Die Gefahr für eine Lawine mit Sachschäden in einer roten Zone variiert je nach Lage und Intensität. Von den amtlichen Behörden wird letzteres auf alle 30 bis 50 Jahre geschätzt. «Dieser Kennwert schlägt sich auch bei der Berechnung einer Liegenschaft nieder. Die Wahrscheinlichkeit eines eintretenden Schadensfalls und damit einer befristeten Nutzungsdauer ist hier sehr hoch, was zu Wertminderungen von bis zu 50 Prozent führen kann», so Baccetti, die ein weiteres unterschätztes Problem aufzeigt – nämlich im Bereich der Gebäudeversicherung.

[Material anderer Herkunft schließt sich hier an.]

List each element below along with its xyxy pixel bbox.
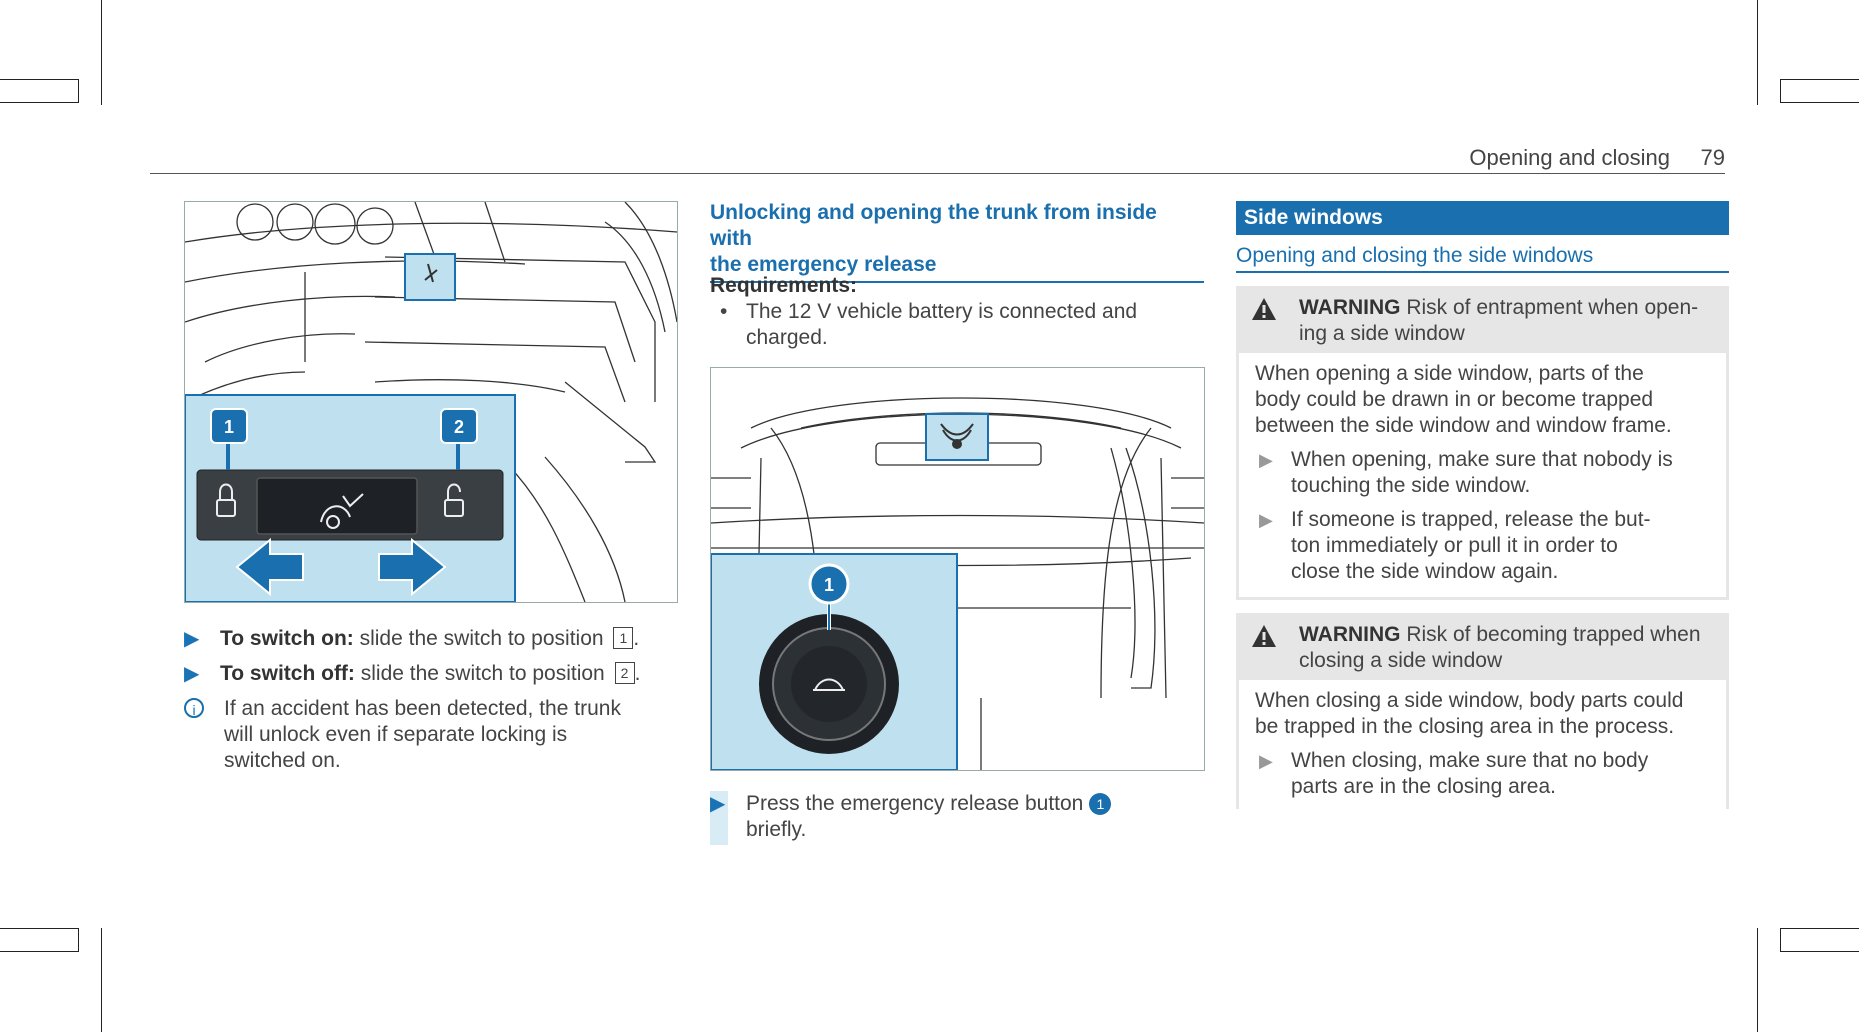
trunk-lock-switch-illustration: 1 2	[184, 201, 678, 603]
warning-step: ▶ When closing, make sure that no body p…	[1255, 748, 1714, 800]
crop-mark	[0, 79, 78, 80]
info-line: switched on.	[224, 749, 341, 772]
trunk-drawing: 1	[711, 397, 1204, 770]
step-arrow-icon: ▶	[184, 663, 200, 685]
step-line: briefly.	[746, 818, 807, 841]
requirements: Requirements: • The 12 V vehicle battery…	[710, 273, 1204, 351]
warning-box-closing: WARNING Risk of becoming trapped when clo…	[1236, 613, 1729, 809]
requirement-line: The 12 V vehicle battery is connected an…	[746, 300, 1138, 323]
warning-body-line: body could be drawn in or become trapped	[1255, 388, 1654, 411]
warning-body-line: between the side window and window frame…	[1255, 414, 1672, 437]
step-switch-off: ▶ To switch off: slide the switch to pos…	[184, 661, 676, 687]
section-heading-emergency-release: Unlocking and opening the trunk from ins…	[710, 200, 1204, 283]
warning-body: When opening a side window, parts of the…	[1239, 353, 1726, 593]
step-arrow-icon: ▶	[710, 793, 726, 815]
info-note: i If an accident has been detected, the …	[184, 696, 676, 774]
warning-step-line: When closing, make sure that no body	[1291, 749, 1649, 772]
warning-label: WARNING	[1299, 296, 1401, 319]
step-arrow-icon: ▶	[1259, 751, 1273, 771]
warning-step: ▶ When opening, make sure that nobody is…	[1255, 447, 1714, 499]
warning-label: WARNING	[1299, 623, 1401, 646]
heading-line: Unlocking and opening the trunk from ins…	[710, 201, 1157, 250]
step-arrow-icon: ▶	[1259, 450, 1273, 470]
crop-mark	[0, 951, 78, 952]
step-press-release: ▶ Press the emergency release button 1 br…	[710, 791, 1204, 845]
callout-label-2: 2	[454, 417, 464, 437]
step-label: To switch on:	[220, 627, 354, 650]
crop-mark	[0, 928, 78, 929]
position-ref: 1	[613, 627, 634, 649]
glovebox-drawing: 1 2	[185, 202, 677, 602]
warning-step-line: close the side window again.	[1291, 560, 1559, 583]
crop-mark	[1780, 928, 1781, 952]
button-ref: 1	[1089, 793, 1112, 815]
warning-triangle-icon	[1252, 298, 1276, 320]
warning-step-line: ton immediately or pull it in order to	[1291, 534, 1618, 557]
step-switch-on: ▶ To switch on: slide the switch to posi…	[184, 626, 676, 652]
running-header-section: Opening and closing	[1469, 145, 1670, 170]
crop-mark	[1780, 102, 1859, 103]
step-line: Press the emergency release button	[746, 792, 1084, 815]
warning-body: When closing a side window, body parts c…	[1239, 680, 1726, 808]
bullet-icon: •	[720, 300, 728, 323]
crop-mark	[101, 928, 102, 1032]
callout-label-1: 1	[824, 575, 834, 595]
step-label: To switch off:	[220, 662, 355, 685]
subsection-title: Opening and closing the side windows	[1236, 243, 1729, 273]
step-arrow-icon: ▶	[184, 628, 200, 650]
position-ref: 2	[614, 662, 635, 684]
callout-label-1: 1	[224, 417, 234, 437]
requirement-line: charged.	[746, 326, 828, 349]
header-rule	[150, 173, 1725, 174]
step-text: slide the switch to position	[353, 627, 610, 650]
crop-mark	[101, 0, 102, 105]
crop-mark	[1780, 79, 1781, 103]
step-arrow-icon: ▶	[1259, 510, 1273, 530]
warning-header: WARNING Risk of becoming trapped when clo…	[1239, 616, 1726, 680]
warning-body-line: When closing a side window, body parts c…	[1255, 689, 1684, 712]
crop-mark	[1757, 928, 1758, 1032]
warning-body-line: be trapped in the closing area in the pr…	[1255, 715, 1675, 738]
info-line: will unlock even if separate locking is	[224, 723, 568, 746]
crop-mark	[1780, 951, 1859, 952]
warning-step-line: When opening, make sure that nobody is	[1291, 448, 1673, 471]
warning-box-opening: WARNING Risk of entrapment when open-ing…	[1236, 286, 1729, 600]
warning-title-line: ing a side window	[1299, 322, 1465, 345]
crop-mark	[0, 102, 78, 103]
warning-step-line: touching the side window.	[1291, 474, 1531, 497]
crop-mark	[1757, 0, 1758, 105]
step-text: slide the switch to position	[354, 662, 611, 685]
crop-mark	[1780, 79, 1859, 80]
crop-mark	[78, 79, 79, 103]
page-number: 79	[1700, 145, 1725, 170]
warning-triangle-icon	[1252, 625, 1276, 647]
info-line: If an accident has been detected, the tr…	[224, 697, 621, 720]
section-title-side-windows: Side windows	[1236, 201, 1729, 235]
requirements-label: Requirements:	[710, 274, 858, 297]
warning-step-line: parts are in the closing area.	[1291, 775, 1556, 798]
warning-title-line: Risk of becoming trapped when	[1400, 623, 1701, 646]
warning-step: ▶ If someone is trapped, release the but…	[1255, 507, 1714, 585]
step-end: .	[634, 662, 641, 685]
info-icon: i	[184, 698, 204, 718]
warning-step-line: If someone is trapped, release the but-	[1291, 508, 1651, 531]
crop-mark	[78, 928, 79, 952]
crop-mark	[1780, 928, 1859, 929]
warning-header: WARNING Risk of entrapment when open-ing…	[1239, 289, 1726, 353]
trunk-emergency-release-illustration: 1	[710, 367, 1205, 771]
warning-body-line: When opening a side window, parts of the	[1255, 362, 1644, 385]
step-end: .	[633, 627, 640, 650]
warning-title-line: closing a side window	[1299, 649, 1503, 672]
warning-title-line: Risk of entrapment when open-	[1400, 296, 1699, 319]
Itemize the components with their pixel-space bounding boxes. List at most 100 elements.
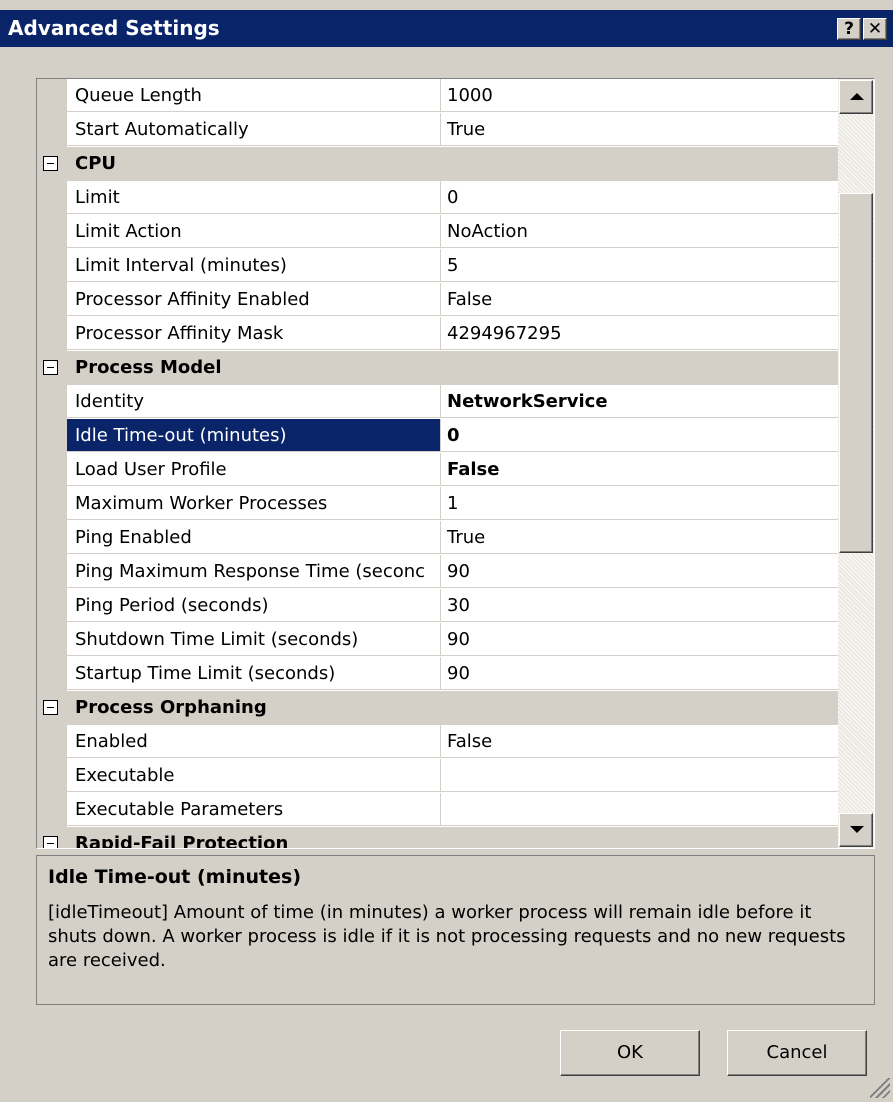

Versicherer ignorieren «Gefahrenzone»

In den sogenannten GUSTAVO Kantonen Genf, Uri, Schwyz, Tessin, Appenzell Innerrhoden, Wallis und Obwalden wird die Gebäudeversicherung für Feuer- und Elementarschäden nicht über die kantonale, sondern über private Versicherungen abgeschlossen. «Laut Versicherungsagenturen und Versicherungsbroker gibt es auf den Antragsformularen jedoch keine Frage zum Thema «Gefahrenzone». Eine Gebäudeversicherung kann also problemlos abgeschlossen werden, auch wenn sich das Objekt in einer Gefahrenzone befindet. Eine erhöhte Prämie aufgrund der erhöhten Gefahr besteht laut Versicherungsanbietern nicht. Um Überraschungen im Schadensfall zu vermeiden, empfiehlt die Expertin den Blick auf das Kleingedruckte.

Verhandlungsstark dank rationaler Bemessungsgrundlagen

So verlockend ein Immobilienangebot in den angesagten Bergregionen auch sein mag, es bleibt in der Verantwortung des Käufers, das Risiko einer Investition für sich abzuwägen. Im Falle des Chalets hat sich Dank der gesammelten Indizien alles zum Guten gewendet. Der Kunde kann sicher gehen, dass eine Auszahlung der Versicherungssumme im Schadensfall auch in der roten Gefahrenzone gewährleistet ist und unterbreitet dem Verkäufer ein angemessenes Angebot. Die Parteien werden sich handelseinig. Einzig die Finanzierung könnte nun noch zum Verhängnis werden, denn Banken akzeptieren lediglich eine maximale Belehnung in der Höhe der Gebäudeversicherungspolice. Diese kann unter dem verhandelten Kaufpreis liegen. Für den vermögenden Kunden dürfte dies aber kein ernstes Hindernis darstellen.